First Selectman Robert Mallozzi and the Board of Finance took their proverbial feet off the pedal of road maintenance at the Feb. 12 BOF meeting. The board sliced a $4.5 million bond for street repairs and upkeep to $2.25 million. The second half of the bond will be used for other departments' capital expenditures.
"As a politician, the idea of calling for not doing roads is suicide, but we're in desperate place," Mallozzi, who is also the chairman ex-officio of the BOF, said in explaining his idea for how to reduce the town's operating budget while not falling behind on capital projects.
"With all the capital expenses, is this an opportunity to reallocate bonded money?" he asked at the meeting.
As the Board of Finance stares down the barrel of a 7.9 percent increase over the 2012-2013 budget, the board looked hard to find places to cut. A substantial increase in the mill rate to cover 8 percent more spending did not seem like a viable option to nearly anyone on the board.
The practice of bonding for road repair and repaving began under the administration of former First Selectman Judy Neville, who now sits on the Board of Finance and participated in the discussion. Assistant Director of Public Works Tiger Mann said over the years the program has significantly improved New Canaan's roads.
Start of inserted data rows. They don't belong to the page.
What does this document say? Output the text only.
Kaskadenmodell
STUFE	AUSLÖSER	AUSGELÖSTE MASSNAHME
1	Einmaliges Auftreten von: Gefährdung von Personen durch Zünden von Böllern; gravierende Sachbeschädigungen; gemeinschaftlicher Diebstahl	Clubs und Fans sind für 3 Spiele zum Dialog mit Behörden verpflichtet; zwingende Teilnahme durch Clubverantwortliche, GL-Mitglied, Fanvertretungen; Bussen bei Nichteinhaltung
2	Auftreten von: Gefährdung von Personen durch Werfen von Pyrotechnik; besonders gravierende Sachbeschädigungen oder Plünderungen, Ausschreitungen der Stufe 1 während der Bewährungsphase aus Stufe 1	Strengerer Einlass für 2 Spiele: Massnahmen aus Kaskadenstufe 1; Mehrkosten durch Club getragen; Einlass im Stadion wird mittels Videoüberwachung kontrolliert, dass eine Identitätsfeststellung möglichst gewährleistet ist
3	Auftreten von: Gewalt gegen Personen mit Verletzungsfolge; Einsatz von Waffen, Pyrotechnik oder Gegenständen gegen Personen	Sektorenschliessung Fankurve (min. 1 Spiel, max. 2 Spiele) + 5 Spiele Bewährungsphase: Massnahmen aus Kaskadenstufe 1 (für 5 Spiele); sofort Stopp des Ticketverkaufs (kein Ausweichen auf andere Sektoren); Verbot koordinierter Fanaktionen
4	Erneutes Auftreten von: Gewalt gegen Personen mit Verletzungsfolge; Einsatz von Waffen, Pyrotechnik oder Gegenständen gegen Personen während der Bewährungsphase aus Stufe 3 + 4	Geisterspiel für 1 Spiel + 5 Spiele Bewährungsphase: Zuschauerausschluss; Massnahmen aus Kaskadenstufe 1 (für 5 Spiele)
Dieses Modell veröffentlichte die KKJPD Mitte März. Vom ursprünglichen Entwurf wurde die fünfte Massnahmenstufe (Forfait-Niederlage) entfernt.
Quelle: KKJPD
The Public Works department analyzes roads and plugs data in to a system that creates an index for road quality, called a Pavement Condition Index.
"The average New England town is at an 84," Mann said. "We started at 77. In 2012 we're at an 82.2. If we stay with this (level of funding) we'll be at an 84.4."
Mann said that when a road's score is above an 80, the department doesn't generally receive complaints; however, once a road dips below that number, residents start calling.
The department requested a combined $550,000 for similar upkeep work in this year's budget for sidewalks and parking, but that number was cut to $200,000 by the Board of Selectmen during its budget meetings.
Some BOF members worried that if they reduced funding for street repairs, the town would fall behind and have to catch up in subsequent years.
"The roads are a little bit like a pension: You lose ground and then the ground you lose is compounded," said board member Robert Spangler.
Board member Judy Neville agreed that she doesn't want the state of the town's roads to deteriorate.
"My fear of not bonding it is that we'll be in the same boat from my six years, where the Board of Finance continued to cut, cut, cut," she said. "I think it's important to bond it, but I think we could slow it down."
With interest rates near historic lows (the 10-year treasury note is hovering around 2 percent), board member Paul Giusti said now is the time to borrow money.
"There's a part of me that says we should bond whatever we can bond now. We'll be faced with these same sorts of things with higher rates (later)," he said. "I'd be very reluctant to go too far on (reducing) the road program right now because this has worked."
By the end of the meeting, the board decided to halve the original bond request, and consider another $2.25 million bond for other capital expenses.
"If we stay at 82, 83 that's not a bad number," Mann said. "And it is just a number."